1/ L'autre jour, un de mes étudiants américains désignait de "fasciste" les mouvements d'extrême-droite européens. Je lui répondait que le mot fasciste, très polémique, devait être conservé pour la désignation historique du XX° s et qu'il valait mieux parler, en ce XXI° siècle, de populisme : et je prenais l'exemple des "tea party", ce mouvement ultra-conservateur qui regarde Fox News aux États-Unis, pour faire la comparaison. J'ai senti beaucoup de surprise et de perplexité dans les yeux de mon Américain, qui n'avait jamais songé à cette assimilation.
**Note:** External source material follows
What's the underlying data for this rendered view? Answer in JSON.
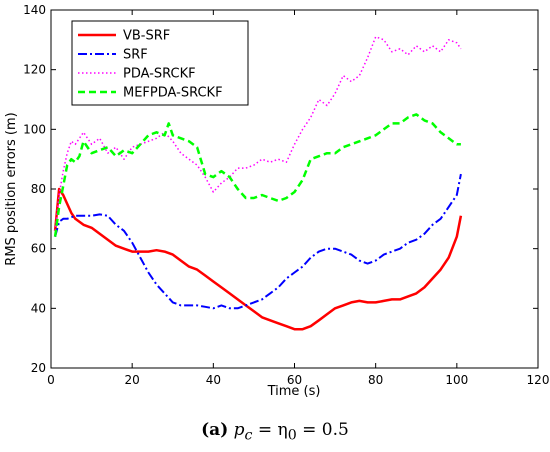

2/ Cette perplexité m'a fait également réfléchir.
A la suite notamment de mon billet récent sur le populisme en Europe. Souvenez-vous ; je cantonnais ça à un certain noyau péri-carolingien. L'exemple des tea-party me fait penser à une autre hypothèse.
3/ En effet, tous ces mouvements refléteraient le trouble de populations "occidentales' marquées par un déclin, ressenti (la question n'est pas ici de discuter de la réalité du déclin, autre sujet), et qui s'élèveraient contre elle par cette expression radicale.
4/ En effet, je note un déclin américain, que je dessine à petites touches au long de ce blog. Je constate aussi (de façon très nette depuis ces trois derniers mois) un déclin européen. Bref, les deux pôles de ce qu'il est convenu d'appeler l'Occident perdent leur influence relative. Rien de bien nouveau. Mais on voit bien que ce déclin est consécutif à la mondialisation entamée au cours des années 1990. Et que cette ouverture internationale, si elle profite à certains, ne profite pas à l'ensemble des "Occidentaux' (là encore, avec les guillemets d'usage).
5/ On aurait ainsi une inversion du vocabulaire politique. Une droite autrefois "protectionniste" et conservatrice qui est désormais partisane d'une ouverture maximale (libéralisation); une gauche autrefois internationaliste qui doit désormais évoquer la protection pour exprimer sa solidarité. Or, cette inversion ne se retrouve pas encore dans les programmes des uns et des autres. Devant ce vocabulaire politique brouillé et donc opaque, beaucoup des classes "populaires" se réfugieraient dans des comportements "populistes".
Le populisme que je croyais circonscrit à certains lieux européens serait alors un phénomène "occidental" : un refus de l'évolution du monde tel qu'il se bâtit depuis vingt ans.